От вокзала я решила добраться до квартиры на такси. Увидев машину с зеленым огоньком, по привычке двинула к ней под изумленный взгляд госпожи Кобаяси. И тут же остановилась, вспомнив, что в Токио зеленый огонек говорит о том, что такси занято. Когда я, наконец, села в свободную машину, господин Кобаяси наклонился и что-то быстро сказал шоферу. Тот внимательно слушал, периодически на меня поглядывая и улыбаясь. Потом кивнул и сказал:
— О’кей!
— До встречи, Таня, — ласково проговорил господин Кобаяси.
Я с легким удивлением заметила, что он с трудом сдерживает волнение.
— Не беспокойтесь, Кобаяси-сан, — сказала я и улыбнулась. — Если что, обязательно позвоню.
— И обязательно приезжай в мой дом погостить, — закивал он в ответ.
Я мельком глянула на улыбающееся личико Кихару и на недовольное лицо госпожи Кобаяси и молча кивнула, закрыв дверцу такси.
Квартира, в которой мне предстояло прожить почти месяц, понравилась с первого взгляда. Сразу же обрадовало то, что в ней кондиционер. Как только я вошла, то с невероятным облегчением почувствовала живительную прохладу. После парилки на улице мне показалось, что я попала в настоящий рай. Я бросила сумку на пол и у двери по привычке сняла обувь. Квартира состояла из гостиной, спальни и кухни. Она выглядела как невообразимое смешение стилей. Сразу было видно, что хозяин много путешествует по свету. В углу сияла лаком японская деревянная двухпанельная ширма, на которой на золотистом фоне цвели светло-фиолетовые глицинии и порхали бабочки. Рядом стояло обычное европейское кресло, покрытое шелковой накидкой, с вышитыми на ней пионами и бабочками, очень похожими на тех, что были на ширме. Так и казалось, что бабочки сели одновременно и на ширму и на кресло. Возле кресла высился торшер, что тоже было нехарактерно для японского жилища. Я невольно посмотрела на его плафон в виде розового стеклянного бутона, ожидая увидеть бабочку и там.
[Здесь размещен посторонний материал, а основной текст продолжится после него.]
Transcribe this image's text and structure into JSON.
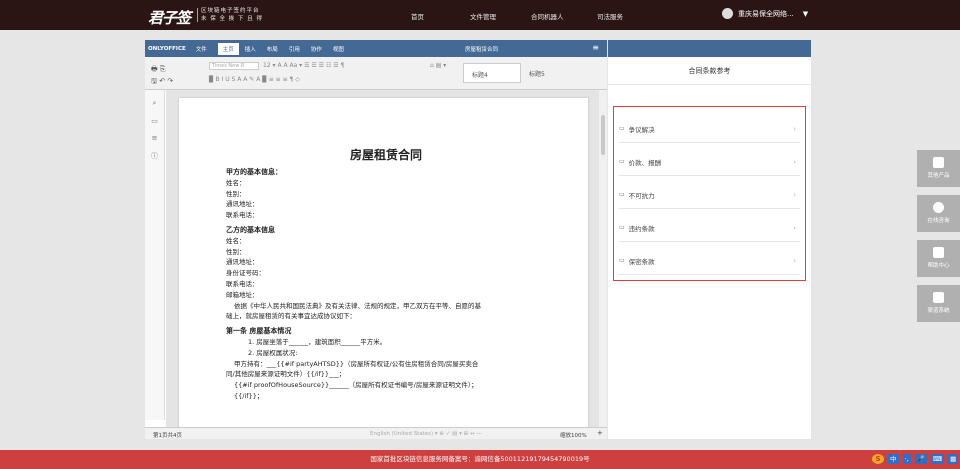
{
  "header": {
    "logo": "君子签",
    "logo_sub_line1": "区块链电子签约平台",
    "logo_sub_line2": "未 保 全 挨 下 且 得",
    "nav": [
      "首页",
      "文件管理",
      "合同机器人",
      "司法服务"
    ],
    "user_name": "重庆易保全网络..."
  },
  "editor": {
    "brand": "ONLYOFFICE",
    "tabs": [
      "文件",
      "主页",
      "插入",
      "布局",
      "引用",
      "协作",
      "视图"
    ],
    "active_tab": "主页",
    "doc_title": "房屋租赁合同",
    "font_name": "Times New R",
    "font_size": "12",
    "style_1": "标题4",
    "style_2": "标题5",
    "status_page": "第1页共4页",
    "status_lang": "English (United States)",
    "status_zoom": "缩放100%",
    "plus": "+"
  },
  "document": {
    "title": "房屋租赁合同",
    "party_a_heading": "甲方的基本信息：",
    "party_a_fields": [
      "姓名：",
      "性别：",
      "通讯地址：",
      "联系电话："
    ],
    "party_b_heading": "乙方的基本信息",
    "party_b_fields": [
      "姓名：",
      "性别：",
      "通讯地址：",
      "身份证号码：",
      "联系电话：",
      "邮箱地址："
    ],
    "preamble_1": "依据《中华人民共和国民法典》及有关法律、法规的规定，甲乙双方在平等、自愿的基",
    "preamble_2": "础上，就房屋租赁的有关事宜达成协议如下：",
    "article1_heading": "第一条  房屋基本情况",
    "item1": "1.  房屋坐落于______，建筑面积______平方米。",
    "item2": "2.  房屋权属状况:",
    "para3a": "甲方持有：___{{#if    partyAHTSD}}（房屋所有权证/公有住房租赁合同/房屋买卖合",
    "para3b": "同/其他房屋来源证明文件）{{/if}}___；",
    "para4a": "{{#if    proofOfHouseSource}}______（房屋所有权证书编号/房屋来源证明文件）；",
    "para4b": "{{/if}}；"
  },
  "panel": {
    "title": "合同条款参考",
    "clauses": [
      "争议解决",
      "价款、报酬",
      "不可抗力",
      "违约条款",
      "保密条款"
    ]
  },
  "side_buttons": [
    "其他产品",
    "在线咨询",
    "帮助中心",
    "渠道系统"
  ],
  "footer": {
    "text": "国家首批区块链信息服务网备案号：渝网信备50011219179454790019号",
    "ime": [
      "中",
      "·,",
      "🎤",
      "⌨",
      "▦"
    ]
  },
  "colors": {
    "topbar": "#2b1414",
    "editor_tabbar": "#446995",
    "highlight_border": "#e23b3b",
    "footer": "#ce3f3f"
  }
}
И когда мой взгляд, скользнув выше, уперся в плоскую люстру, распластанную по потолку в виде цветных крыльев махаона, я улыбнулась. На полу лежали две циновки, сплетенные в форме бабочки и цветка. В стене, в непременной для японского жилища нише токонома, висел старинный на вид рисунок на свитке. Над пионовым кустом
зависла неизменная для этой квартиры бабочка. На полу стояла фарфоровая ваза с крышкой. На ярко-синем кобальтовом покрытии сияли золотые бабочки.«Здесь, видимо, обитает мужчина-бабочка, — подумала я, изучая огромный телевизор с плоским экраном, стоящий на ультрасовременной на вид подставке из стекла и серебристого металла, и аппаратуру под ним. — Странно, что телевизор не имеет форму крыльев!»
Но среди этого обилия бабочек я увидела две интерьерные куклы. И они обе явно изображали гейш.
Я заглянула в спальню, которую от гостиной отделяла традиционная раздвижная перегородка фусума. По сравнению с яркой цветной гостиной спальня выглядела просто и строго. Обычное татами и валик для головы вместо подушки. На всю стену раздвижной шкаф.
Кухня и ванная тоже оказались вполне привычными. Но традиционный чан фуро оказался на месте, и я первым делом наполнила его горячей водой. Скинув одежду, я забралась в чан, сев на корточки, погрузилась в воду до плеч и, закрыв глаза, полностью расслабилась.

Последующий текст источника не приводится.